Lenzen Mattie, Scholte op Reimer Wilma, Norekvål Tone M, De Geest Sabina, Fridlund Bengt, Heikkilä Johanna, Jaarsma Tiny, Mårtensson Jan, Moons Philip, Smith Karen, Stewart Simon, Strömberg Anna, Thompson David R, Wijns William
Department of Cardiology, Clinical Epidemiology, Erasmus Medical Center, Rotterdam, the Netherlands.
Eur J Cardiovasc Nurs. 2006 Jun;5(2):115-21. doi: 10.1016/j.ejcnurse.2006.01.003. Epub 2006 Mar 10.
It has been recognized that a clinically significant portion of patients with coronary artery disease (CAD) continue to experience anginal and other related symptoms that are refractory to the combination of medical therapy and revascularization.
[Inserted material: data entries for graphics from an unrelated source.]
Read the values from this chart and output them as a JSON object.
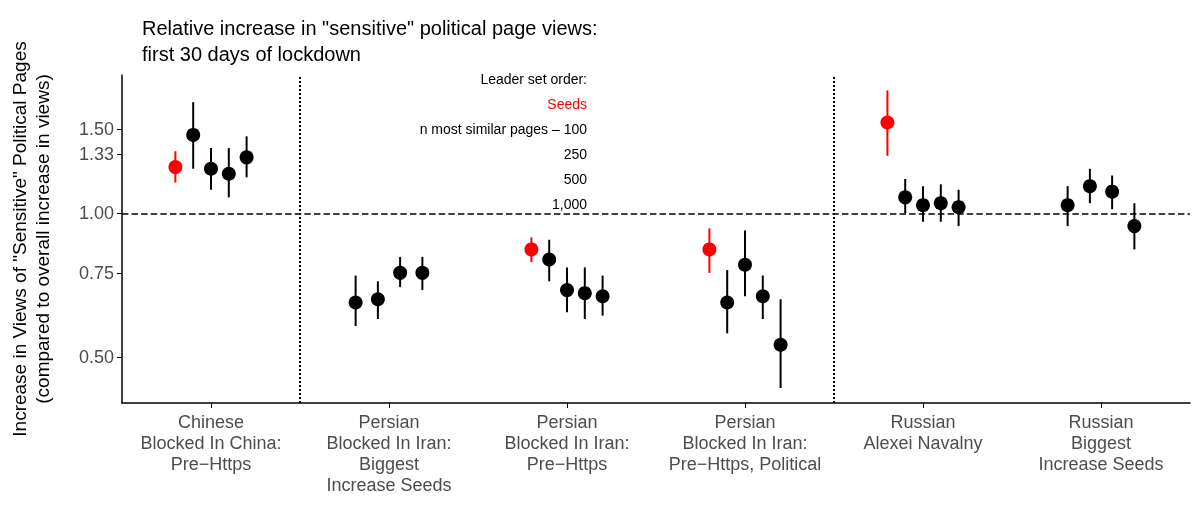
{
  "chart_data": {
    "type": "scatter",
    "title": "Relative increase in \"sensitive\" political page views:\nfirst 30 days of lockdown",
    "ylabel": "Increase in Views of \"Sensitive\" Political Pages\n(compared to overall increase in views)",
    "legend_title": "Leader set order:",
    "legend": "top",
    "marker": "circle",
    "log": "y",
    "grid": false,
    "categories": [
      "Chinese\nBlocked In China:\nPre−Https",
      "Persian\nBlocked In Iran:\nBiggest\nIncrease Seeds",
      "Persian\nBlocked In Iran:\nPre−Https",
      "Persian\nBlocked In Iran:\nPre−Https, Political",
      "Russian\nAlexei Navalny",
      "Russian\nBiggest\nIncrease Seeds"
    ],
    "ylim": [
      0.4,
      1.95
    ],
    "yticks": [
      {
        "value": 0.5,
        "label": "0.50"
      },
      {
        "value": 0.75,
        "label": "0.75"
      },
      {
        "value": 1,
        "label": "1.00"
      },
      1.33,
      {
        "value": 1.5,
        "label": "1.50"
      }
    ],
    "ref_lines": [
      {
        "axis": "y",
        "value": 1,
        "line_style": "dashed"
      }
    ],
    "annotations": [
      "n most similar pages – 100",
      "250",
      "500",
      "1,000"
    ],
    "series": [
      {
        "name": "Seeds",
        "color": "#ff0000",
        "values": [
          1.25,
          null,
          0.84,
          0.84,
          1.55,
          null
        ],
        "errors": [
          [
            1.16,
            1.35
          ],
          null,
          [
            0.79,
            0.89
          ],
          [
            0.75,
            0.93
          ],
          [
            1.32,
            1.81
          ],
          null
        ]
      },
      {
        "color": "#000000",
        "values": [
          1.46,
          0.65,
          0.8,
          0.65,
          1.08,
          1.04
        ],
        "errors": [
          [
            1.24,
            1.71
          ],
          [
            0.58,
            0.74
          ],
          [
            0.72,
            0.88
          ],
          [
            0.56,
            0.76
          ],
          [
            1.0,
            1.18
          ],
          [
            0.94,
            1.14
          ]
        ]
      },
      {
        "color": "#000000",
        "values": [
          1.24,
          0.66,
          0.69,
          0.78,
          1.04,
          1.14
        ],
        "errors": [
          [
            1.12,
            1.37
          ],
          [
            0.6,
            0.72
          ],
          [
            0.62,
            0.77
          ],
          [
            0.67,
            0.92
          ],
          [
            0.96,
            1.14
          ],
          [
            1.05,
            1.24
          ]
        ]
      },
      {
        "color": "#000000",
        "values": [
          1.21,
          0.75,
          0.68,
          0.67,
          1.05,
          1.11
        ],
        "errors": [
          [
            1.08,
            1.37
          ],
          [
            0.7,
            0.81
          ],
          [
            0.6,
            0.77
          ],
          [
            0.6,
            0.74
          ],
          [
            0.96,
            1.15
          ],
          [
            1.02,
            1.2
          ]
        ]
      },
      {
        "color": "#000000",
        "values": [
          1.31,
          0.75,
          0.67,
          0.53,
          1.03,
          0.94
        ],
        "errors": [
          [
            1.19,
            1.45
          ],
          [
            0.69,
            0.81
          ],
          [
            0.61,
            0.74
          ],
          [
            0.43,
            0.66
          ],
          [
            0.94,
            1.12
          ],
          [
            0.84,
            1.05
          ]
        ]
      }
    ]
  }
}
The Euro Heart Survey on Revascularization (EHSCR) provided an opportunity to assess pharmacological treatment and outcome in patients with proven CAD who were ineligible for revascularization.
We performed a secondary analysis of EHS-CR data. After excluding patients with ST-elevation myocardial infarction and those in whom revascularization was not indicated, 4409 patients remained in the analyses. We selected two groups: (1) patients in whom revascularization was the preferred treatment option (n = 3777, 86%), and (2) patients who were considered ineligible for revascularization (n = 632, 14%).
Patient ineligible for revascularization had a worse risk profile, more often had a total occlusion (59% vs. 37%, p < 0.001), were treated more often with ACE-inhibitors (65% vs. 55%, p < 0.001) but less likely with aspirin (83% vs. 88%, p < 0.001). Overall, they had higher case-fatality at 1-year (7.0% vs. 3.7%, p < 0.001). Regarding self-perceived health status, measured via the EuroQol 5D (EQ-5D) questionnaire, these same patients reported more problems on all dimensions of the EQ-5D. Furthermore, in the revascularization group we observed an increase between discharge and 1-year follow up (utility score from 0.85 to 1.00) whereas patients ineligible for revascularization did not improve over time (utility score remained 0.80)
In this large cohort of European patients with CAD, those considered ineligible for revascularization had more co-morbidities and risk factors, and scored worse on self-perceived health status as compared to revascularized patients in the revascularization group. With the exception of ACE-inhibitors and aspirin, there were no major differences regarding drug treatment between the two groups. Given these clinically significant observations, there appears to be a role for nurse-led, multidisciplinary, rehabilitation teams that target clinically vulnerable patients whose symptoms remain refractory to standard medical care.
人们已经认识到,相当一部分冠心病(CAD)患者持续经历心绞痛及其他相关症状,这些症状对药物治疗和血运重建的联合治疗无效。欧洲血运重建调查(EHSCR)为评估无法进行血运重建的确诊CAD患者的药物治疗及预后提供了契机。
我们对EHS-CR数据进行了二次分析。排除ST段抬高型心肌梗死患者及未行血运重建的患者后,4409例患者纳入分析。我们选取了两组:(1)血运重建为首选治疗方案的患者(n = 3777,86%),以及(2)被认为不适合进行血运重建的患者(n = 632,14%)。
不适合进行血运重建的患者风险状况更差,完全闭塞的情况更常见(59%对37%,p < 0.001),更常使用血管紧张素转换酶抑制剂(ACEI)治疗(65%对55%,p < 0.001),但使用阿司匹林的可能性较小(83%对88%,p < 0.001)。总体而言,他们1年时的病死率更高(7.0%对3.7%,p < 0.001)。通过欧洲五维健康量表(EQ-5D)问卷评估自我感知健康状况时,这些患者在EQ-5D的所有维度上报告的问题更多。此外,在血运重建组中,我们观察到出院至1年随访期间有所改善(效用评分从0.85提高到1.00),而不适合进行血运重建的患者未随时间改善(效用评分仍为0.80)。
在这一大型欧洲CAD患者队列中,与血运重建组中接受血运重建的患者相比,被认为不适合进行血运重建的患者合并症和危险因素更多,自我感知健康状况评分更差。除ACEI和阿司匹林外,两组在药物治疗方面无重大差异。鉴于这些具有临床意义的观察结果,对于症状对标准医疗护理仍无反应的临床脆弱患者,由护士主导的多学科康复团队似乎可以发挥作用。